SUMMERTIME
Bárbara Helena
"Summertime,
Child, the living's easy.
Fish are jumping out
And the cotton, Lord,
Cotton's high, Lord, so high"
Billie dedilhou os primeiros acordes de Summertime...
Mimi entrou com sua voz rouca, Janis... a música lancinante percorria
as mesas quase vazias do fim de noite.
Eu acompanhava, fazendo o backing na surdina para não atrapalhar... child,
the living's eaaasy... quando ela incorporava a Joplin não havia outro
caminho senão aproveitar.
Mimi era uma grande cantora, teria sido famosa se tivesse nascido no sul dos
states e não no norte da zona. Fish are jumping out... annnnnnd the cotton
is hiiighhhh....
Tinha um timbre rascante e dolorido que lembrava a outra, um fraseado jazzístico,
incongruente naquele mundo empoeirado dos cigarette blues.

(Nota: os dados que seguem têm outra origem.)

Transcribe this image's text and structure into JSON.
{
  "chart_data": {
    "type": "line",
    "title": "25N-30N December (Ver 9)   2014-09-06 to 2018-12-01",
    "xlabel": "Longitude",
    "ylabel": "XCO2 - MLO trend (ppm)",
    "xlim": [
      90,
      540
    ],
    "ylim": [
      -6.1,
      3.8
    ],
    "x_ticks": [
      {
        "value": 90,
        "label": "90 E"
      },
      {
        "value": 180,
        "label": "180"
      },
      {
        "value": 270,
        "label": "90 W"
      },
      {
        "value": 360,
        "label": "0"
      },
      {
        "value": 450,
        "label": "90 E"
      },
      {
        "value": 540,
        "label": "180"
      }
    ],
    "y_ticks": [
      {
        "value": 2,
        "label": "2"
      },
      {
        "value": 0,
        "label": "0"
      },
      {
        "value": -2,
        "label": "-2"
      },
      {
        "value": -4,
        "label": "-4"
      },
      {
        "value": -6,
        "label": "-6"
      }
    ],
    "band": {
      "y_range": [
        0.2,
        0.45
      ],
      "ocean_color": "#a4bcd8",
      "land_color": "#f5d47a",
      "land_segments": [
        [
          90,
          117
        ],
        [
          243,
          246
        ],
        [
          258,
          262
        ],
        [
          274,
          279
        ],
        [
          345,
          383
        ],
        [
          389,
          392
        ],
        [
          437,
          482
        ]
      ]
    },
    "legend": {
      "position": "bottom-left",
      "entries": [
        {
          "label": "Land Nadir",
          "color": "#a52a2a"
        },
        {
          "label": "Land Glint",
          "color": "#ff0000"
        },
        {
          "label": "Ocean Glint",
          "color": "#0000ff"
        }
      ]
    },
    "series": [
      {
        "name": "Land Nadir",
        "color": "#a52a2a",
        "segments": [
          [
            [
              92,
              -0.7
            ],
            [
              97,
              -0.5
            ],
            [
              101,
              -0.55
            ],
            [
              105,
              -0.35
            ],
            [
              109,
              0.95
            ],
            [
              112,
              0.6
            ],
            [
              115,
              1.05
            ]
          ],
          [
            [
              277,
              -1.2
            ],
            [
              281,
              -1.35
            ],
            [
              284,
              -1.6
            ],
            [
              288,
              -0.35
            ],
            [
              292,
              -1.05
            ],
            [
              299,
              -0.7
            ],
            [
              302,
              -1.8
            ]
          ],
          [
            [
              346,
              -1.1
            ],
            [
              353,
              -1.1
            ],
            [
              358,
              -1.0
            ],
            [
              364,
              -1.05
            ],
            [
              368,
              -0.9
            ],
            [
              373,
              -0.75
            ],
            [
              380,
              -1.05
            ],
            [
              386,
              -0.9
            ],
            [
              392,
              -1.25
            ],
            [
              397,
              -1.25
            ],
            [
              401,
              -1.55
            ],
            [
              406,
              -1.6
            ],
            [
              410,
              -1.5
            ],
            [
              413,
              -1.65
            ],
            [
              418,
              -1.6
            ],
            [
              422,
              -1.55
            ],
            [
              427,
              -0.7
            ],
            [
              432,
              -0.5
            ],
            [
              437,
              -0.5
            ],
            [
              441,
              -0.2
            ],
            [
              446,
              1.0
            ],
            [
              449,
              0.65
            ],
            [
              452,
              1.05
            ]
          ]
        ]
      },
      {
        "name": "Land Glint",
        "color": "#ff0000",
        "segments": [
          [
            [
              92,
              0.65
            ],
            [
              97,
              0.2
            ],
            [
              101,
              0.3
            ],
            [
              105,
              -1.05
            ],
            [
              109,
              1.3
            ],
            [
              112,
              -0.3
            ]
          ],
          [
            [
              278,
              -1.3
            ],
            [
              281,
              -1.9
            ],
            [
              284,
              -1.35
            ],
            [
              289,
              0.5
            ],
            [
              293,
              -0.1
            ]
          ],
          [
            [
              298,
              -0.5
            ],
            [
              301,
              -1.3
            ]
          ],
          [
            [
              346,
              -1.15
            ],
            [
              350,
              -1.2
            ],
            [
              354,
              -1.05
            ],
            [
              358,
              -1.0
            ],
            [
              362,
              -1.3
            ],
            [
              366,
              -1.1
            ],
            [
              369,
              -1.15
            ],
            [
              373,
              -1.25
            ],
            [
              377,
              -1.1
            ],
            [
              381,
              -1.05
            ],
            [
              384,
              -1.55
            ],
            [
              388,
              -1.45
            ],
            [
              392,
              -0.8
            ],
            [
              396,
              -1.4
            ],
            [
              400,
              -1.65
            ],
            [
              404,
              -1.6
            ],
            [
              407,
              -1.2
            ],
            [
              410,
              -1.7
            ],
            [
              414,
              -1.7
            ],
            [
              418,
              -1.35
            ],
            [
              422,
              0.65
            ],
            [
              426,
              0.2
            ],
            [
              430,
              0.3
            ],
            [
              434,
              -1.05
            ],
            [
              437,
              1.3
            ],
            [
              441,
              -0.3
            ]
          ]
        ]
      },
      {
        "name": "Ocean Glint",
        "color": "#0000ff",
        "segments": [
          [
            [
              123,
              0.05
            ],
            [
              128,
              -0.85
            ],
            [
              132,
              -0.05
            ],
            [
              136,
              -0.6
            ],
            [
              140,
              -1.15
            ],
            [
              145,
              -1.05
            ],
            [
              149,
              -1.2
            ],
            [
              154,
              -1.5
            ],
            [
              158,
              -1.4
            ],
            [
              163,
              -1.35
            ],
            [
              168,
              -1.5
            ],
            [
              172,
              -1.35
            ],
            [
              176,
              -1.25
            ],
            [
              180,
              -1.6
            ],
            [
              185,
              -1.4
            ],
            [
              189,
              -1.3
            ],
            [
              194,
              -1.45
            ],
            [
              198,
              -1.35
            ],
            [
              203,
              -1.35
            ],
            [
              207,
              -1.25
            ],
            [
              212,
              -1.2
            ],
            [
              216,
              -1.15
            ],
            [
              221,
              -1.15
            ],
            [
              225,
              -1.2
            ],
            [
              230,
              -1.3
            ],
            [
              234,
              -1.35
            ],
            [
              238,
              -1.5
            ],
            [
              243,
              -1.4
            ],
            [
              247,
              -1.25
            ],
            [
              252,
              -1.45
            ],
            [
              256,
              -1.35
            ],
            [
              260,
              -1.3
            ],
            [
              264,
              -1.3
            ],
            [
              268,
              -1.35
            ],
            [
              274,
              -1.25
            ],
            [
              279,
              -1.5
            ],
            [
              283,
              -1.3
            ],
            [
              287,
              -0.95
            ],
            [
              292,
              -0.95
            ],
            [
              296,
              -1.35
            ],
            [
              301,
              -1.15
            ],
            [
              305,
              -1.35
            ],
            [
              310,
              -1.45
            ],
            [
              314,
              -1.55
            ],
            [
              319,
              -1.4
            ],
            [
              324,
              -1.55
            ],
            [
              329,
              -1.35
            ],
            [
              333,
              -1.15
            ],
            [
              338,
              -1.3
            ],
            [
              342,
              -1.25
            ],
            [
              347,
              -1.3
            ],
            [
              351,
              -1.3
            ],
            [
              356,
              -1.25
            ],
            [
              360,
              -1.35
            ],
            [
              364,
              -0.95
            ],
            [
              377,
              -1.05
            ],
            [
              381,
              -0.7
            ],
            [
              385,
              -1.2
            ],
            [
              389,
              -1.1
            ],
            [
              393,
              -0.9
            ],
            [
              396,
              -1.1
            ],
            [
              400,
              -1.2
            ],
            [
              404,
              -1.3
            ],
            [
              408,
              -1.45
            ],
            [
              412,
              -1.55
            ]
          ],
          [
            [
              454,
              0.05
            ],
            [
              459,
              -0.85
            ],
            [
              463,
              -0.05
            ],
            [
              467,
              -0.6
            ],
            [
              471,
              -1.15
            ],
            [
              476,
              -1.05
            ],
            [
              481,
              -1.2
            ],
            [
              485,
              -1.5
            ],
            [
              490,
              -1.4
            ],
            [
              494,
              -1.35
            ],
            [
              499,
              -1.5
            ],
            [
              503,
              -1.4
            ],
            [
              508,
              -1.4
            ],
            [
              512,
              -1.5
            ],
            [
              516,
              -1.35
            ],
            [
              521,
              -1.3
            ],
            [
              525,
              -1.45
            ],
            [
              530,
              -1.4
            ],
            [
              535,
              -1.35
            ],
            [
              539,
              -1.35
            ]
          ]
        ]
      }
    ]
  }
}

E a imponência, o corpo escultural onde os anos iam acrescentando gorduras
sem boa-vontade. Pintava o cabelo de louro, para imitar Marina, mas era morena
da terra, brasileira, alma de Janis, voz de Janis em corpo de axé.

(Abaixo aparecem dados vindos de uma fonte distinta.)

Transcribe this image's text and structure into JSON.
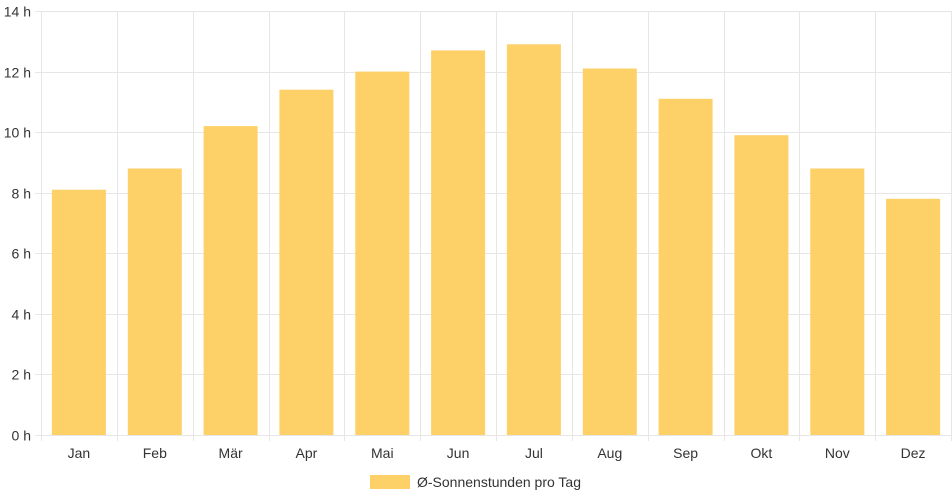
{
  "chart_data": {
    "type": "bar",
    "categories": [
      "Jan",
      "Feb",
      "Mär",
      "Apr",
      "Mai",
      "Jun",
      "Jul",
      "Aug",
      "Sep",
      "Okt",
      "Nov",
      "Dez"
    ],
    "series": [
      {
        "name": "Ø-Sonnenstunden pro Tag",
        "values": [
          8.1,
          8.8,
          10.2,
          11.4,
          12.0,
          12.7,
          12.9,
          12.1,
          11.1,
          9.9,
          8.8,
          7.8
        ],
        "color": "#fdd068"
      }
    ],
    "ylim": [
      0,
      14
    ],
    "yticks": [
      "0 h",
      "2 h",
      "4 h",
      "6 h",
      "8 h",
      "10 h",
      "12 h",
      "14 h"
    ],
    "ytick_values": [
      0,
      2,
      4,
      6,
      8,
      10,
      12,
      14
    ],
    "grid": true,
    "legend_position": "bottom"
  }
}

Cantava forró de raiva e samba em desespero, com sua alma de blues. Ela
era summmertimes, cover de Joplin.. arrepiante.
E se apaixonava por caminhoneiros.
Toda a intensidade de seu rouco desempenho lembrava aqueles amores baldios.
Os caras sumiam na poeira da estrada. Fazer o que? Éramos cometas encontrando
cometas em órbitas disparatadas.
Mimi bebia muito e desconfio que isto ajudava seu desempenho absurdamente forte.
Todos nós afogávamos a voz, o piano, a guitarra e os blues no
fundo do copo e na fumaça dos baseados.
Naquela noite estava melhor do que nunca... summertimes.... a voz rouca contracenando
com a guitarra, dura, incomparável... Oh, your daddy's rich and your
ma is so....de repente ela se curvou e desabou no palco...
Corremos, Blllie , Marina e eu e a retiramos do chão, se esvaindo em
sangue.
Os poucos fregueses olhavam assustados, mas mal perceberam o que acontecera.
No camarim, deitei Mimi na minha cama, pálida, ainda sangrando:
- Billie já foi buscar o médico...
- Eu .. não quero médico.. você sabe... não posso...
tentou se levantar
- Fica quieta!...- segurei sua mão - ... Por que, Mimi?
- Eu pensei...ele disse... - começou a chorar baixinho
- Ta bom, fica quietinha... quem sabe ele não vai voltar?.. te procurar...
- Não vai não... mas eu, eu acreditei... idiotas nós..
todas nós - recomeçou a chorar silenciosamente
- Não foi idiotice.. foi amor - minha voz estava rouca
- Amor... - nem que eu viva mil anos, vou esquecer o olhar dela para mim, cão
batido era isto.
Mimi se recuperou rápido, se apaixonou de novo, encarnava Janis na poeira
de estrelas.. summertimes... Child, the living's easy..
Quando sentiu que a gordura venceria as curvas, baixou os olhos para a terra.
e entre os amantes do forró conheceu seu fazendeiro - um sitiante de
Maria da Ajuda, vilarejo perto de Cabuçu.
Ele vinha todas as noites ao barzinho sórdido só para ver Mimi.
E até passou a curtir Joplin... Hush baby baby, baby, no no no, no, no,
no, Don't cry, don't you cry ...amor de verdade.
Outra vez se curvando, caindo no palco, desta vez com braços fortes para
ampará-la.
Mimi casou na Igrejinha caiada, de véu e grinalda.
No coro, Billie tocou Sophisticated Lady pela primeira vez para outra mulher
e Marina com voz de Janis acompanhou a guitarra dolorida... You're gonna spread
your wings... Foi o nosso adeus.
Saímos pela noite estrelada sem olhar para trás.
Mimi reencontrara a inocência perdida.
Na rodoviária deserta, Marina observou que era verão, summertimes.
Por alguma razão que eu não consigo recapturar, achamos aquilo
espantosamente engraçado. E continuamos a rir até explodir a madrugada.